Yes, QTGMC does that with progressive video.
But in my experience it often screws up -- some motion was blurred, some was not. Maybe I didn't use it right.
My experience is the same as jagabo's - It really depends on the content, but it often makes "mistakes" . ON some material it looks decent, others it looks perceptibly worse than not adding any blur
It's just impossible to add "perfect" motion blur in post because the calculated vectors are never perfect
The other avisynth filter you might try is mflowblur, but QTGMC is slightly better in most cases , and more configurable IMO
I noticed that recently, some video editors are starting to prefer to edit progressive footage at 50 or 60 fps, and give up on editing anything interlaced. Some are stating that "interlaced doesn't work", meaning that if you go from interlaced to progressive you loose resolution, add artifacts, etc. Some also say "progressive at 50-60 fps should be the standard". I hope Google will allow 60 fps in the future. They already allow 1080p, so maybe in the future, they will allow users to choose between 1080p at 30 fps maximum, and 720p at 60 fps maximum.
Last edited by codemaster; 7th Sep 2013 at 13:21.

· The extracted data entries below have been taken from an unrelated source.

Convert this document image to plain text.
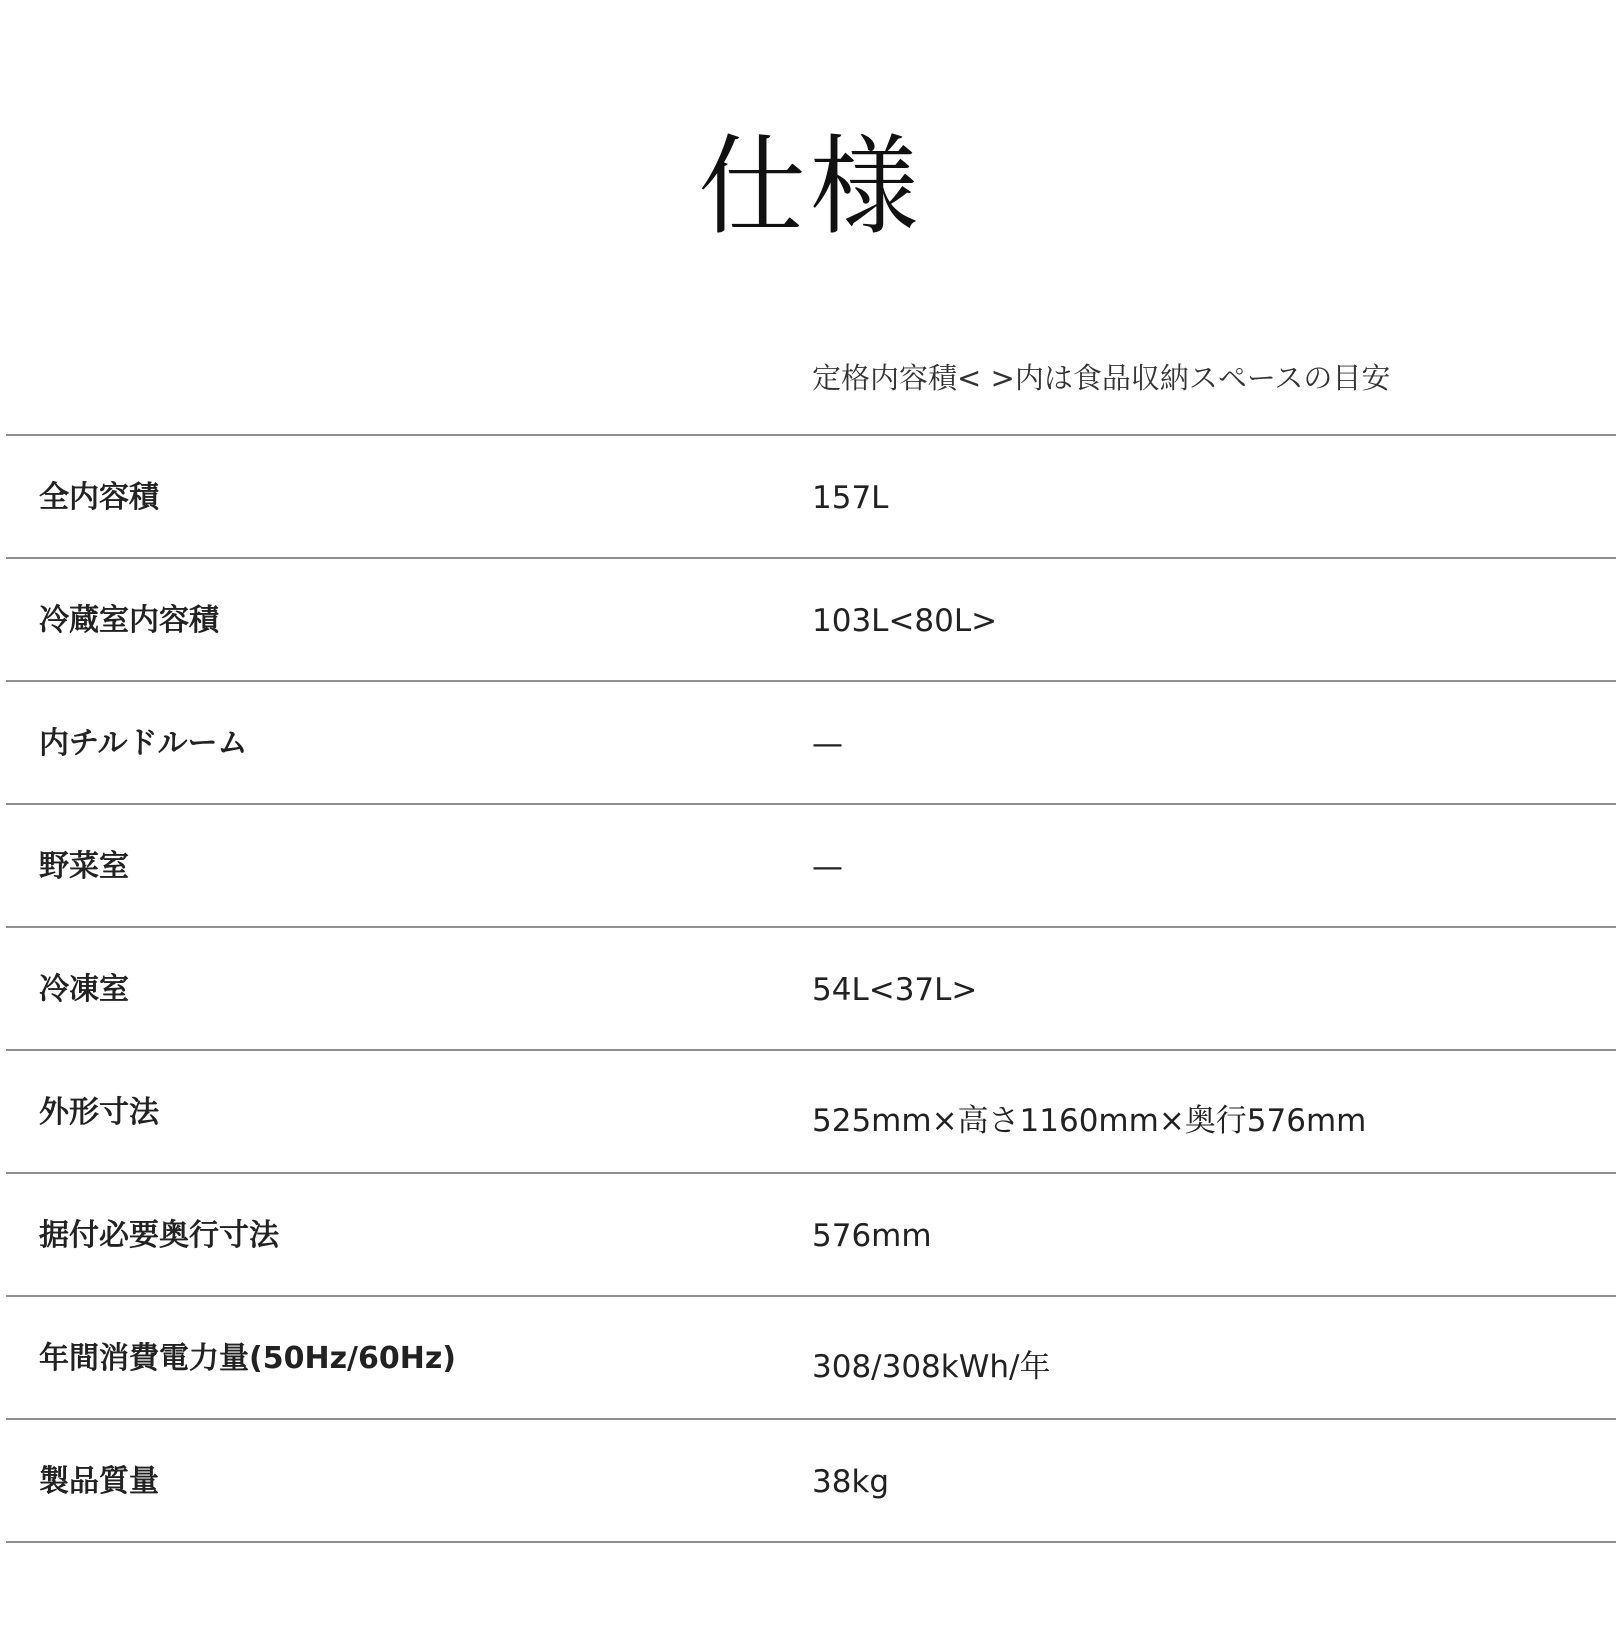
仕様
定格内容積< >内は食品収納スペースの目安
全内容積	157L
冷蔵室内容積	103L<80L>
内チルドルーム	—
野菜室	—
冷凍室	54L<37L>
外形寸法	525mm×高さ1160mm×奥行576mm
据付必要奥行寸法	576mm
年間消費電力量(50Hz/60Hz)	308/308kWh/年
製品質量	38kg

Well everybody is hoping for improvements
But they already offer 4K , not just 1080p . But the problem is low bandwith provided, and poor flash playback experience
I think they need to go to HEVC or adobe flash needs to be completely revamped . VP9 looks fairly promising as well and is controlled by Google . But both VP9 and HEVC are far away from being currently "usable" due to CPU/GPU requirements , but that will change when the get more optimizations
I've used motion interpolation techniques to convert low fps video to very high fps video then blended frames together to simulate motion blur. With moderate motion it works pretty well. With very large/fast motion not so well.